I wanted intensely to salve my self-respect
by some revenge upon him, and I felt that if that
could be done by slaying the hydra, I might drag its
carcass to the feet of Nettie, and settle my other
trouble as well. “What do you think of me
now, Nettie?”
That at any rate comes near enough
to the quality of my thinking, then, for you to imagine
how I gesticulated and spouted to Parload that night.
You figure us as little black figures, unprepossessing
in the outline, set in the midst of that desolating
night of flaming industrialism, and my little voice
with a rhetorical twang protesting, denouncing. .
. .
You will consider those notions of
my youth poor silly violent stuff; particularly if
you are of the younger generation born since the Change
you will be of that opinion. Nowadays the whole
world thinks clearly, thinks with deliberation, pellucid
certainties, you find it impossible to imagine how
any other thinking could have been possible.
Let me tell you then how you can bring yourself to
something like the condition of our former state.

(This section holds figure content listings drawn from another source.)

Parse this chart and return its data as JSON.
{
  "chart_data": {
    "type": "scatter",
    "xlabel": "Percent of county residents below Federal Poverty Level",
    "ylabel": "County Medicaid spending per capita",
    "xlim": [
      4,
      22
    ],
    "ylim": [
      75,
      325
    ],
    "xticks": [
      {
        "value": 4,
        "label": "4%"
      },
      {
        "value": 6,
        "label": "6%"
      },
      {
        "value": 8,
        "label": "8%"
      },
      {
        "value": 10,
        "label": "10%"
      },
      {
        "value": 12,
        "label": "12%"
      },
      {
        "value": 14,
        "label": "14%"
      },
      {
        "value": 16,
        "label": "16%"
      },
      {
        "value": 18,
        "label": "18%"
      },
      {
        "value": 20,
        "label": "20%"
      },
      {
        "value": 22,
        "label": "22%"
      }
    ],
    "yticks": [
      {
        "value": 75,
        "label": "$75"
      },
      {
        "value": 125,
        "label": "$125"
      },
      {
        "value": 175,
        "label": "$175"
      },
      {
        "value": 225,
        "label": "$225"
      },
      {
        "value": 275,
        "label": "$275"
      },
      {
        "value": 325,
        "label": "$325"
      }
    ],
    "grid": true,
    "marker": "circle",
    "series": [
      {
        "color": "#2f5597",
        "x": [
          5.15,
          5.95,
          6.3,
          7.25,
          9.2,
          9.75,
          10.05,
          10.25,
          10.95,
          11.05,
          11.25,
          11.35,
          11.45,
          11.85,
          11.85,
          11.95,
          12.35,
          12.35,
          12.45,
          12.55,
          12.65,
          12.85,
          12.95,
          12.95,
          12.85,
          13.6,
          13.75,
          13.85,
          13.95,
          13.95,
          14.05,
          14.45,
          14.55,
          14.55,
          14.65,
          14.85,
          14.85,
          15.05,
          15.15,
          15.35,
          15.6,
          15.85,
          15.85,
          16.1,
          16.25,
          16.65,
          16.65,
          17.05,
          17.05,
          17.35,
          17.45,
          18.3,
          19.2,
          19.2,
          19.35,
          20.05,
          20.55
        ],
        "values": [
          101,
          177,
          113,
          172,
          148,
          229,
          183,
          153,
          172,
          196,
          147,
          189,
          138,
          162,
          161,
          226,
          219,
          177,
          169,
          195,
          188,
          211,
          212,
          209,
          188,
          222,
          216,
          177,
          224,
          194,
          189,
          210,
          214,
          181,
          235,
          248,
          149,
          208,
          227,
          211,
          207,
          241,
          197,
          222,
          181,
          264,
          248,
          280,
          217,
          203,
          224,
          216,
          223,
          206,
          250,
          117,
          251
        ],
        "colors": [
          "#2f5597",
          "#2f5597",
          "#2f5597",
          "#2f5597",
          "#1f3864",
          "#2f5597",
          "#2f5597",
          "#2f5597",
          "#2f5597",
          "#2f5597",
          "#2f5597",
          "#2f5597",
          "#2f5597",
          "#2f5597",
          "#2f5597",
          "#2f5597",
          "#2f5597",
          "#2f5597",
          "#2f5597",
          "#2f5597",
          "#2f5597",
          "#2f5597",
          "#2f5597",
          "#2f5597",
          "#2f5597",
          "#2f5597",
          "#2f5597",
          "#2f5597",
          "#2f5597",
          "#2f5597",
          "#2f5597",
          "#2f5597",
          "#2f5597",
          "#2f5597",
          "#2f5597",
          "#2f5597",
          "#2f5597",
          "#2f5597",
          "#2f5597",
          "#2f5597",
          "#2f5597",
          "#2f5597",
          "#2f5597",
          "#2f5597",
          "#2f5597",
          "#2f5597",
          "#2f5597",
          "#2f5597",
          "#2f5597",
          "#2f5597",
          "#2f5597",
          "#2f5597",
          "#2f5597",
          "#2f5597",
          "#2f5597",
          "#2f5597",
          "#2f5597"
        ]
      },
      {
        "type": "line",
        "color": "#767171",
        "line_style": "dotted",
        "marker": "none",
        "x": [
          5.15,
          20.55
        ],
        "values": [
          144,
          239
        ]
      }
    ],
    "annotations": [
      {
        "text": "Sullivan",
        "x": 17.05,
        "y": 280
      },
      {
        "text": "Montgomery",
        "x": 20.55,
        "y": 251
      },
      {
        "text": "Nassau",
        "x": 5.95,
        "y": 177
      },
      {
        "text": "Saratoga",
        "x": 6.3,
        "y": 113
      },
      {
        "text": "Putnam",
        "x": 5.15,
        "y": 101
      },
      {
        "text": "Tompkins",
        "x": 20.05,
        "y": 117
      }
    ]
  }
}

In the first place you must get yourself out of health
by unwise drinking and eating, and out of condition
by neglecting your exercise, then you must contrive
to be worried very much and made very anxious and
uncomfortable, and then you must work very hard for
four or five days and for long hours every day at
something too petty to be interesting, too complex
to be mechanical, and without any personal significance
to you whatever. This done, get straightway into
a room that is not ventilated at all, and that is already
full of foul air, and there set yourself to think
out some very complicated problem. In a very
little while you will find yourself in a state of
intellectual muddle, annoyed, impatient, snatching
at the obvious presently in choosing and rejecting
conclusions haphazard. Try to play chess under
such conditions and you will play stupidly and lose
your temper. Try to do anything that taxes the
brain or temper and you will fail.
Now, the whole world before the Change
was as sick and feverish as that, it was worried and
overworked and perplexed by problems that would not
get stated simply, that changed and evaded solution,
it was in an atmosphere that had corrupted and thickened
past breathing; there was no thorough cool thinking
in the world at all. There was nothing in the
mind of the world anywhere but half-truths, hasty
assumptions, hallucinations, and emotions. Nothing.
. . .
I know it seems incredible, that already
some of the younger men are beginning to doubt the
greatness of the Change our world has undergone, but
read—read the newspapers of that time.
Every age becomes mitigated and a little ennobled
in our minds as it recedes into the past. It
is the part of those who like myself have stories
of that time to tell, to supply, by a scrupulous spiritual
realism, some antidote to that glamour.